Therefore, without expressing any opinion on the merits of the contention, we would confirm the finding of the High Court that the proper remedy which is available to the appellants to ventilate their grievances in respect of the said notices and circulars is to take recourse to Section 10 of the Industrial Disputes Act or seek relief, -if possible, under Sections 74 and 75 of the Act.
12. Similar aspect of the matter was considered in Gopi Lal Teli v. State of Rajasthan, 1995 LIC 1105, Tapas Mondal v. Eastern Coal Fields Limited, 1995 LIC 1433, Mohini v. G.M., Syndicate Bank, 1969 FLR 1061.
13. In Municipal Corporation of Delhi v.
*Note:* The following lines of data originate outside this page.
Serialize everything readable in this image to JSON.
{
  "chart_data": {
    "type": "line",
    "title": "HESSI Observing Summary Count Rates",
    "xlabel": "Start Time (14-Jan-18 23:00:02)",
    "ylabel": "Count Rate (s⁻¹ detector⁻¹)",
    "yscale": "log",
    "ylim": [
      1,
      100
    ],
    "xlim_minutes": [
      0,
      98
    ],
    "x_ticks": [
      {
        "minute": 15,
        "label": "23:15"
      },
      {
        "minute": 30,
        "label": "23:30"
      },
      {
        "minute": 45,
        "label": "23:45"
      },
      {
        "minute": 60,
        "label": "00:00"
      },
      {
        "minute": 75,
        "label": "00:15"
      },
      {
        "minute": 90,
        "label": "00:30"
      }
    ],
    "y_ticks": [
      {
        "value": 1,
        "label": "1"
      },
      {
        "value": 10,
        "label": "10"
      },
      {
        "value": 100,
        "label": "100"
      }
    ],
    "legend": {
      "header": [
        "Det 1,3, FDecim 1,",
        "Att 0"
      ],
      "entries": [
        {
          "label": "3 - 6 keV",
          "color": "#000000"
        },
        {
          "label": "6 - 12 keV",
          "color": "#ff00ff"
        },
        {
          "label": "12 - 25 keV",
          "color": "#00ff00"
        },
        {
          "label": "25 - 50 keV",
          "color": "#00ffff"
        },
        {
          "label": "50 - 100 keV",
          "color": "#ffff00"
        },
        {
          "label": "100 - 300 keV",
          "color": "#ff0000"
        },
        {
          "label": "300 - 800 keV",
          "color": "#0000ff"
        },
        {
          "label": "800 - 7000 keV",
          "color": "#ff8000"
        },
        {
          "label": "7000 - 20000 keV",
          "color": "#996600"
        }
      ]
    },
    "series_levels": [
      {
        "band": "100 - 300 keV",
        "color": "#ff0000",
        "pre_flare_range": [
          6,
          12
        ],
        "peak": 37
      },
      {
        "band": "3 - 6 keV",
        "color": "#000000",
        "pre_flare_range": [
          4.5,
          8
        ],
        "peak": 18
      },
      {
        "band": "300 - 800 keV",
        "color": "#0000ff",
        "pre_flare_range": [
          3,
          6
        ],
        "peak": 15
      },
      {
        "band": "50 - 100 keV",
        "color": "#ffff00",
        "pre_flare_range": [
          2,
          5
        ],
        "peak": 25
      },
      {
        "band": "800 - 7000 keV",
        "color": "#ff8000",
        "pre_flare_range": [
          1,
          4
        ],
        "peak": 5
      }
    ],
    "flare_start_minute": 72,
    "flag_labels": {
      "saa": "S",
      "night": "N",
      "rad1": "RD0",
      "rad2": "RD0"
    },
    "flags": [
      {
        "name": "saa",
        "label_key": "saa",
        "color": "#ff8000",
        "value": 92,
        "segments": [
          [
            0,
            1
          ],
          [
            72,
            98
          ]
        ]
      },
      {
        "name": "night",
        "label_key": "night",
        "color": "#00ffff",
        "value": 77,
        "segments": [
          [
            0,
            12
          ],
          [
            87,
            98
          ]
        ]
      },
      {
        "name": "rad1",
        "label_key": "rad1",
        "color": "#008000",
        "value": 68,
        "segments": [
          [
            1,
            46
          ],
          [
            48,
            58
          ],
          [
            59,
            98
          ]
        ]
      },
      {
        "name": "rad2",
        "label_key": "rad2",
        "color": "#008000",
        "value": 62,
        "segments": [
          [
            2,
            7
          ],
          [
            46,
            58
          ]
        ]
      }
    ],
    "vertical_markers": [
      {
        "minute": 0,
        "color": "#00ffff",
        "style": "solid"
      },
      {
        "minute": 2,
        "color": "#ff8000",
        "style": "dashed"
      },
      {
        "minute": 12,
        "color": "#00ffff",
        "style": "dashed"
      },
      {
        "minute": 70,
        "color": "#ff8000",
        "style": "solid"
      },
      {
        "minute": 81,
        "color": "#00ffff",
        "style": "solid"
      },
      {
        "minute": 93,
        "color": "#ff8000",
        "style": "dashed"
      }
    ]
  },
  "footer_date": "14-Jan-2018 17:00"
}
Female Workers (Muster Roll), , Saghir Ahmed, J., speaking for the Division Bench held:
Taking into consideration the enunciation of law was settled by this Court as also the High Court in various decisions referred to above, the activity of the Delhi Municipal Corporation by which construction work is undertaken or roads are laid or repaired or trenches are dug would fall within the definition of ‘industry’. The workmen, or, for that matter, those employed on muster roll for carrying on these activities would, therefore, be ‘workmen’ and the dispute between them and the Corporation would have to be tackled as an industrial dispute in the light of various statutory provisions of the Industrial Law, one of which is the Maternity Benefit Act, 1961. This is the domestic scenario, internationally, the scenario is not different.
While disposing of the Writ Petition No. 26083 of 2000 on 28-3-2001 in relation to self same petitioner, this Court held:
The question as to whether the 1st respondent herein is a workman or not is
essentially a question of fact. A finding to that effect has to be arrived at by an appropriate Court or Tribunal having regard to the materials which may be placed before it. It is now a well settled principle of law that the determining factor for arriving at a conclusion as to whether an employee is a ‘workman’ or not depends upon the principal duties he has to perform. Nomenclature, it will be a repetition to state, is not decisive.
14. In that view of the matter, we are of the opinion that the questions involved in this application being essentially questions of fact, the matter should be determined by an appropriate Industrial Court.
15. For the reasons aforementioned, the writ petition is dismissed subject to the above observations.